For this reason, the vaccine is particularly important for communities of color. 

“When you’re thinking about getting the vaccine, you should not just be thinking about, you know, yourself,” he urged.

Part of Glenn’s work has been to poll community members and hear their concerns. Those range from rumors of government interference or whether one can catch the virus from the vaccine. 

“All of those things are not true,” he said.

One of the main issues people are concerned with is the speed at which the vaccine was created. 

“Although it seems like this vaccine was developed in a very short period of time, the technology that it uses – the messenger RNA technology – has been in development for over 30 years,” he said. 

This work is credited to Turkish-German immunotherapy specialists and spouses, Ugur Sahin and Özlem Türeci. They used mRNA technology in cancer treatment “to trigger the production of certain proteins in cells, which could then train the immune system to attack cancer cells,” according to the BBC.
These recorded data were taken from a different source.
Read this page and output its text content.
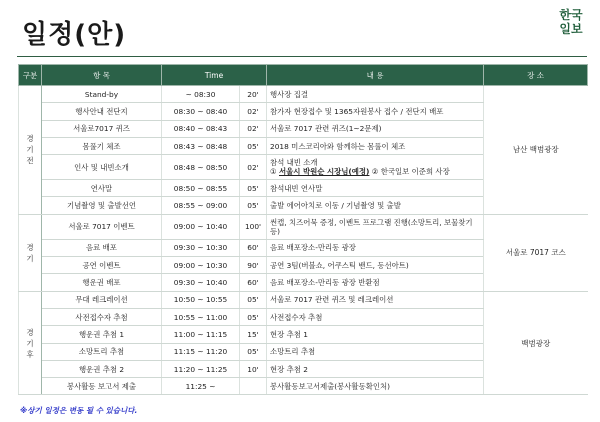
일정(안)
한국
일보
구분	항 목	Time		내 용	장 소

경
기
전	Stand-by	~ 08:30	20'	행사장 집결	남산 백범광장
	행사안내 전단지	08:30 ~ 08:40	02'	참가자 현장접수 및 1365자원봉사 접수 / 전단지 배포	
	서울로7017 퀴즈	08:40 ~ 08:43	02'	서울로 7017 관련 퀴즈(1~2문제)	
	몸풀기 체조	08:43 ~ 08:48	05'	2018 미스코리아와 함께하는 몸풀이 체조	
	인사 및 내빈소개	08:48 ~ 08:50	02'	참석 내빈 소개
① 서울시 박원순 시장님(예정) ② 한국일보 이준희 사장	

	연사말	08:50 ~ 08:55	05'	참석내빈 연사말	
	기념촬영 및 출발선언	08:55 ~ 09:00	05'	출발 에어아치로 이동 / 기념촬영 및 출발	

경
기	서울로 7017 이벤트	09:00 ~ 10:40	100'	썬캡, 치즈어묵 증정, 이벤트 프로그램 진행(소망트리, 보물찾기 등)	서울로 7017 코스
	음료 배포	09:30 ~ 10:30	60'	음료 배포장소-만리동 광장	
	공연 이벤트	09:00 ~ 10:30	90'	공연 3팀(버블쇼, 어쿠스틱 밴드, 동선아트)	
	행운권 배포	09:30 ~ 10:40	60'	음료 배포장소-만리동 광장 반환점	

경
기
후	무대 레크레이션	10:50 ~ 10:55	05'	서울로 7017 관련 퀴즈 및 레크레이션	백범광장
	사전접수자 추첨	10:55 ~ 11:00	05'	사전접수자 추첨	
	행운권 추첨 1	11:00 ~ 11:15	15'	현장 추첨 1	
	소망트리 추첨	11:15 ~ 11:20	05'	소망트리 추첨	
	행운권 추첨 2	11:20 ~ 11:25	10'	현장 추첨 2	
	봉사활동 보고서 제출	11:25 ~		봉사활동보고서제출(봉사활동확인처)	
※상기 일정은 변동 될 수 있습니다.
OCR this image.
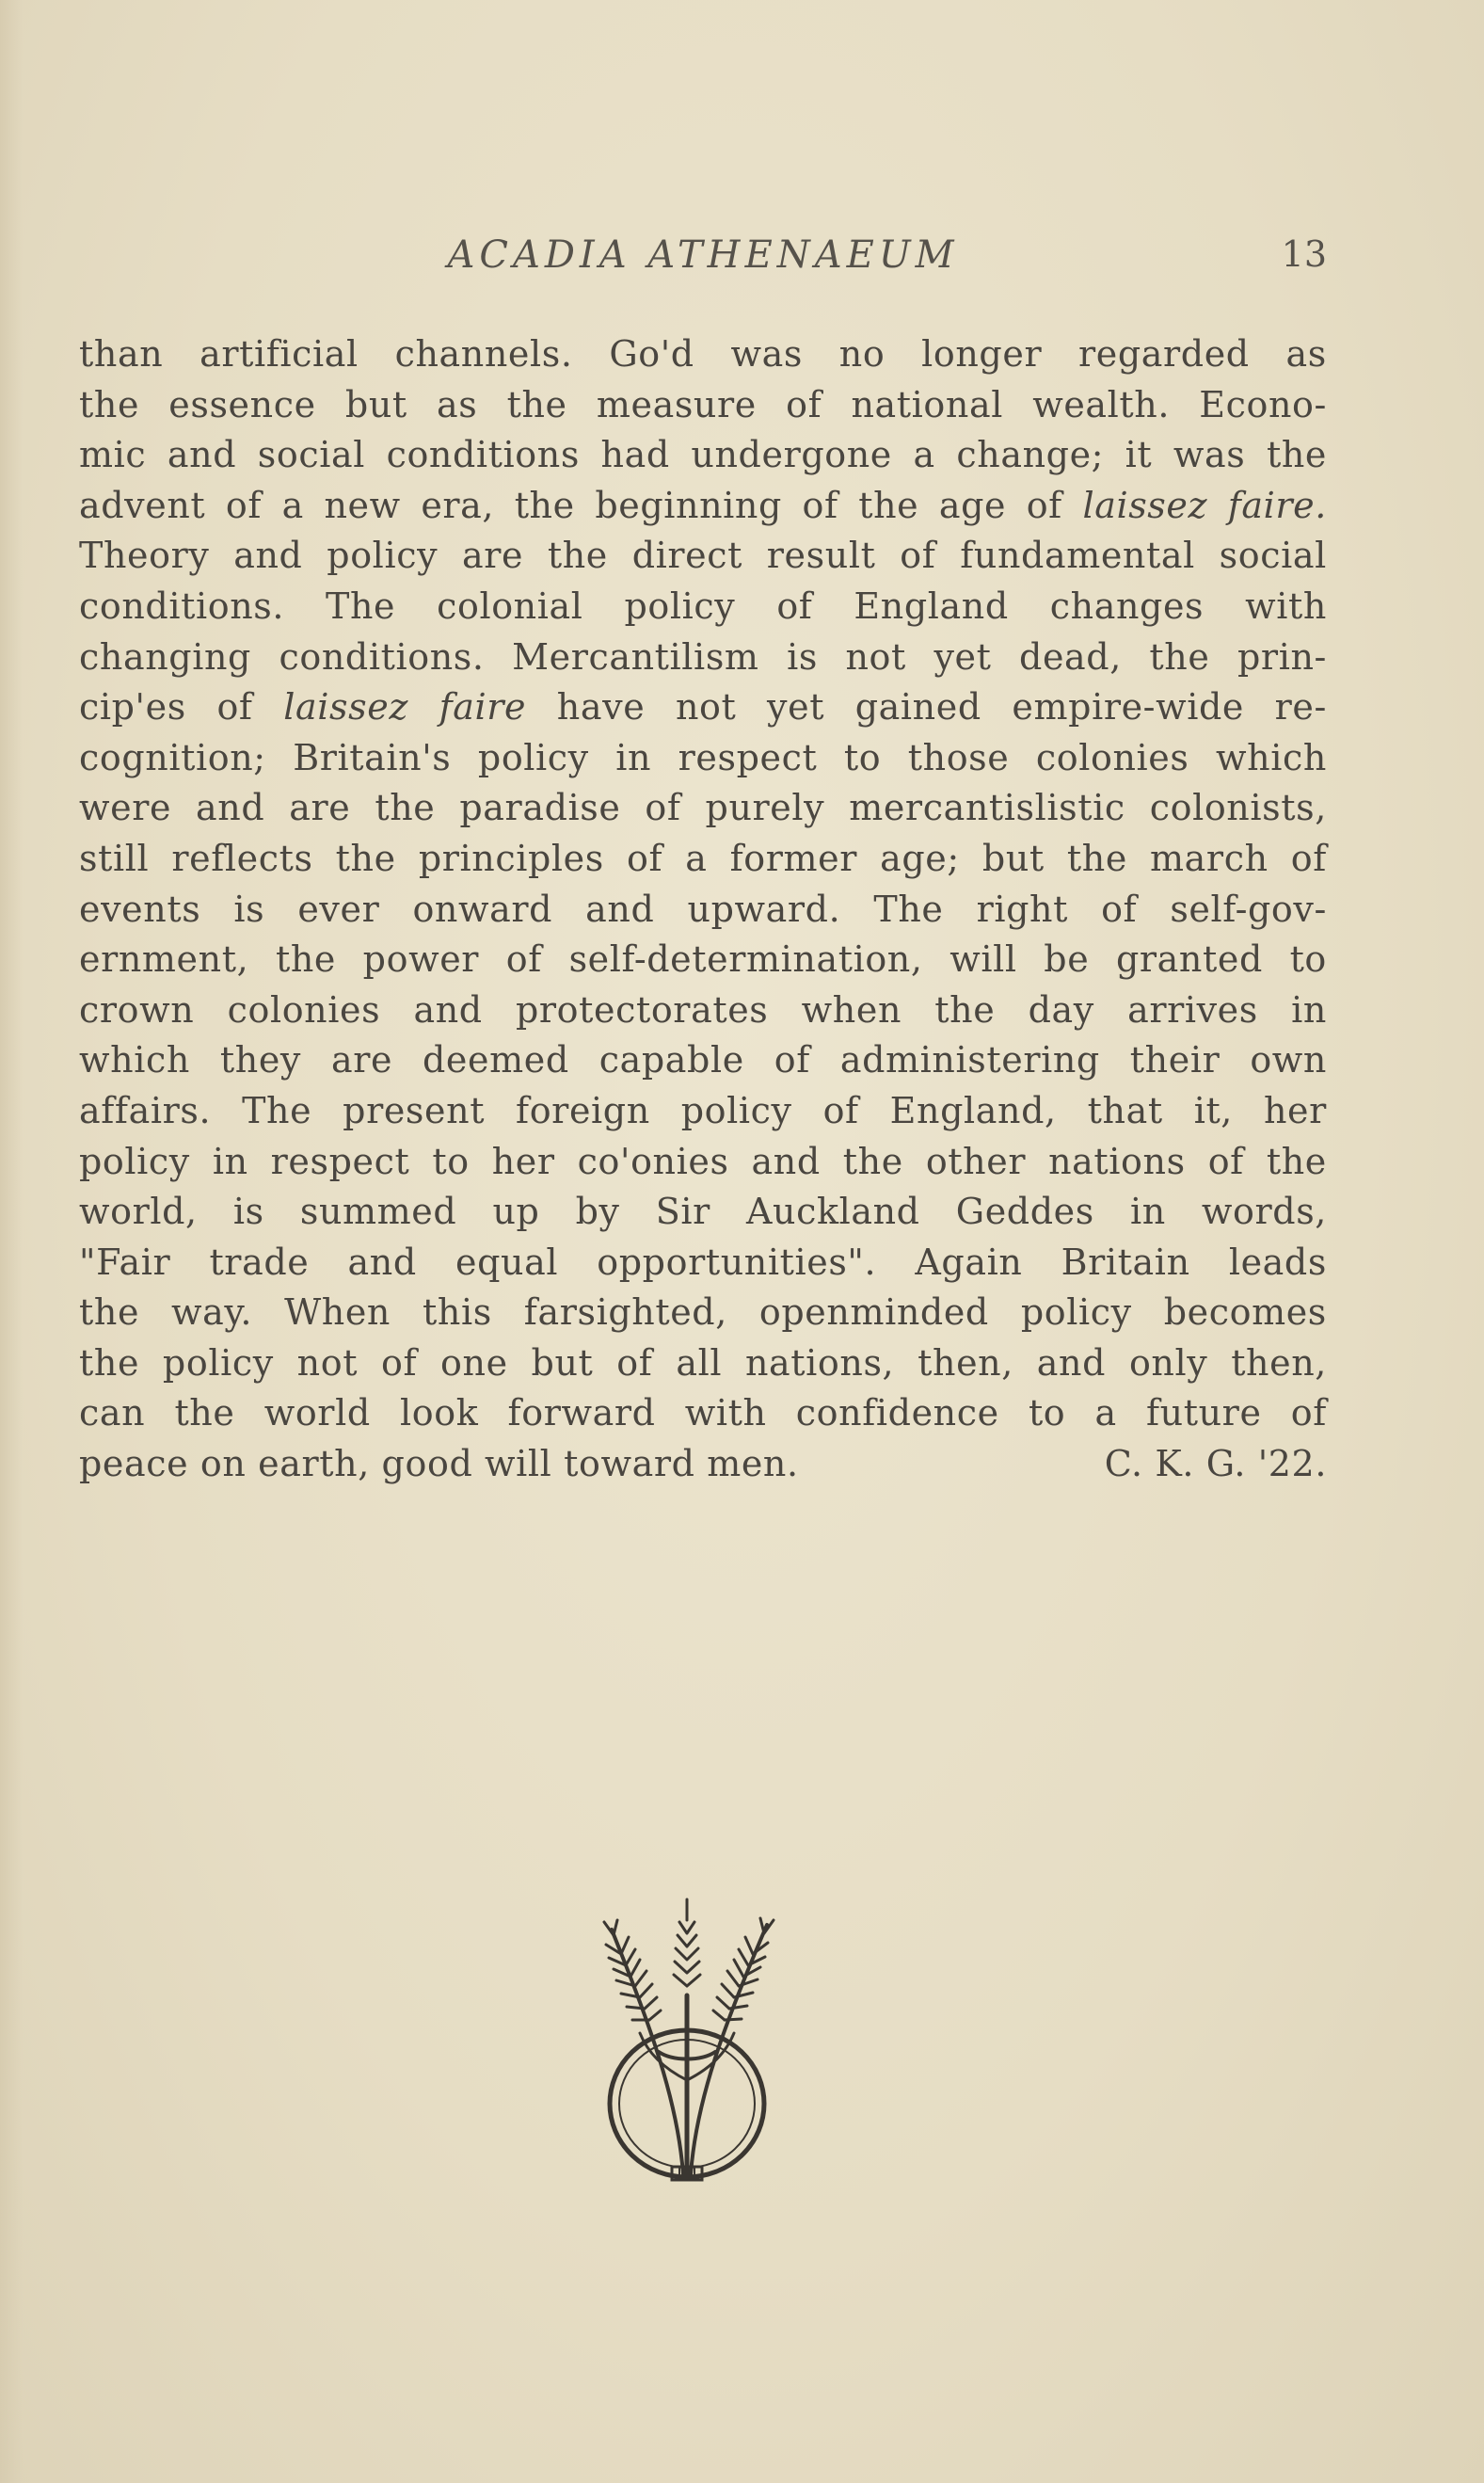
ACADIA ATHENAEUM	13
than artificial channels. Go'd was no longer regarded as
the essence but as the measure of national wealth. Econo-
mic and social conditions had undergone a change; it was the
advent of a new era, the beginning of the age of laissez faire.
Theory and policy are the direct result of fundamental social
conditions. The colonial policy of England changes with
changing conditions. Mercantilism is not yet dead, the prin-
cip'es of laissez faire have not yet gained empire-wide re-
cognition; Britain's policy in respect to those colonies which
were and are the paradise of purely mercantislistic colonists,
still reflects the principles of a former age; but the march of
events is ever onward and upward. The right of self-gov-
ernment, the power of self-determination, will be granted to
crown colonies and protectorates when the day arrives in
which they are deemed capable of administering their own
affairs. The present foreign policy of England, that it, her
policy in respect to her co'onies and the other nations of the
world, is summed up by Sir Auckland Geddes in words,
"Fair trade and equal opportunities". Again Britain leads
the way. When this farsighted, openminded policy becomes
the policy not of one but of all nations, then, and only then,
can the world look forward with confidence to a future of
peace on earth, good will toward men.	C. K. G. '22.
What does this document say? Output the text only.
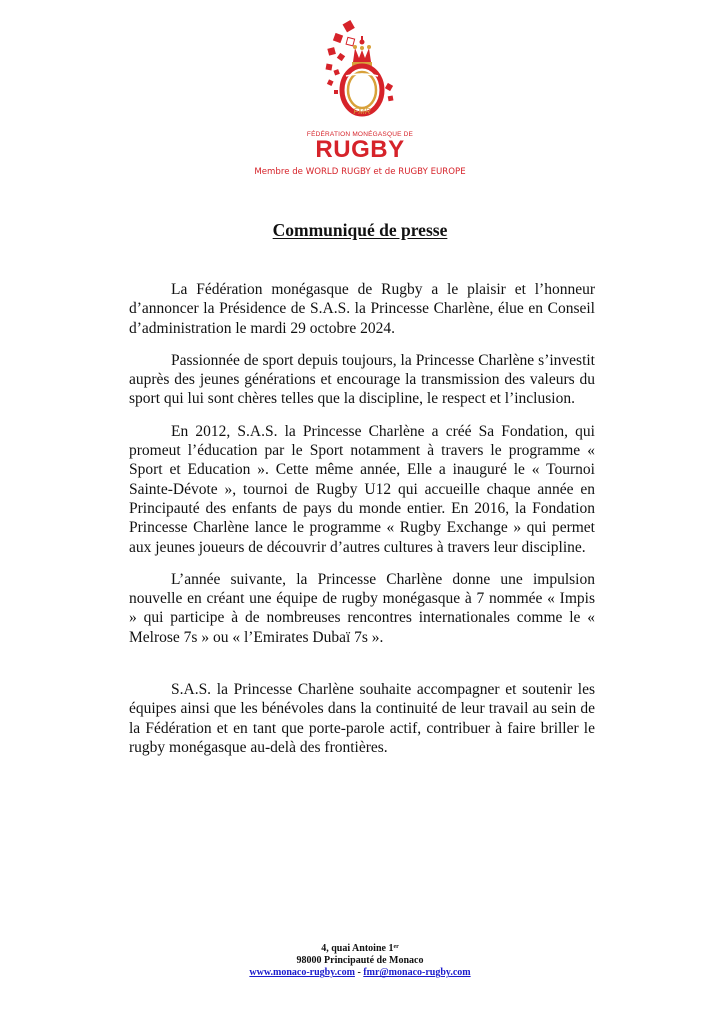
FMR
FÉDÉRATION MONÉGASQUE DE
RUGBY
Membre de WORLD RUGBY et de RUGBY EUROPE
Communiqué de presse

La Fédération monégasque de Rugby a le plaisir et l’honneur d’annoncer la Présidence de S.A.S. la Princesse Charlène, élue en Conseil d’administration le mardi 29 octobre 2024.

Passionnée de sport depuis toujours, la Princesse Charlène s’investit auprès des jeunes générations et encourage la transmission des valeurs du sport qui lui sont chères telles que la discipline, le respect et l’inclusion.

En 2012, S.A.S. la Princesse Charlène a créé Sa Fondation, qui promeut l’éducation par le Sport notamment à travers le programme « Sport et Education ». Cette même année, Elle a inauguré le « Tournoi Sainte-Dévote », tournoi de Rugby U12 qui accueille chaque année en Principauté des enfants de pays du monde entier. En 2016, la Fondation Princesse Charlène lance le programme « Rugby Exchange » qui permet aux jeunes joueurs de découvrir d’autres cultures à travers leur discipline.

L’année suivante, la Princesse Charlène donne une impulsion nouvelle en créant une équipe de rugby monégasque à 7 nommée « Impis » qui participe à de nombreuses rencontres internationales comme le « Melrose 7s » ou « l’Emirates Dubaï 7s ».

S.A.S. la Princesse Charlène souhaite accompagner et soutenir les équipes ainsi que les bénévoles dans la continuité de leur travail au sein de la Fédération et en tant que porte-parole actif, contribuer à faire briller le rugby monégasque au-delà des frontières.

4, quai Antoine 1er
98000 Principauté de Monaco
www.monaco-rugby.com - fmr@monaco-rugby.com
Or, as Glenn explained: “(The vaccine is) wearing a jacket with the virus logo on it, but there’s no actual virus inside. That teaches the immune system to attack anything that looks like that without actually exposing you to the risk that you might catch the disease.” 

Back to Basics

Health literacy – and access to it – has been on the back burner for some time. 

At least this is what Brenda Linares has observed. 

Brenda Linares is a medical librarian who works at the school of nursing at KUMC. (Courtesy)
Brenda Linares is a medical librarian who works at the school of nursing at KUMC. (Courtesy | Brenda Linares)

Linares is a medical librarian in the school of nursing at University of Kansas Medical Center. Her work has largely focused on the Latinx/o/a community and the prevalence of misinformation. 

She is also part of JUNTOS, a health initiative focused on bridging the gap of information and providing robust health literacy training for Latinos in the Kansas City area. 

“That’s something that is really unfortunately low when it comes to minority populations,” Linares said. “A lot of them have not had much schooling or training. They … search, find something, and then (think), ‘This looks legit, they have a website, they have nice visuals.’”

That’s why outreach is key. Lack of resources and funding means communities of color aren’t being educated as well about the vaccine, how it works, and, more generally, about where to get it and why.

Even Linares struggled to find information to sign up her 65-year-old father who lives in Johnson County. This information was all in English. 

Linares wanted to share the COVID information chart with her parents, who are from Guatemala but instead had to translate it to Spanish herself. 

“I think there’s a lack of communication,” she added. 

This only feeds the confusion. 

Additionally, she said, some of the people she’s worked with, for example, come from places where governments were abusive. So when they arrive in the U.S., they are already wary of government entities, public health officials included.

Education can help combat bad information, she said, and ensure that communities are getting the health care they need. 

As a librarian, Linares said education can start with figures people trust most at community centers and even churches. But keep the information simple and straightforward, she added. That includes educating on how the body works, or how the body gets infected with the virus. Then explain how the vaccine can help.

Not everybody understands that.

“You need to go (back to) the basics,” she said. “Having those conversations is really important.”

Correction: An earlier version of this article misspelled Ruqaiijah Yearby’s name.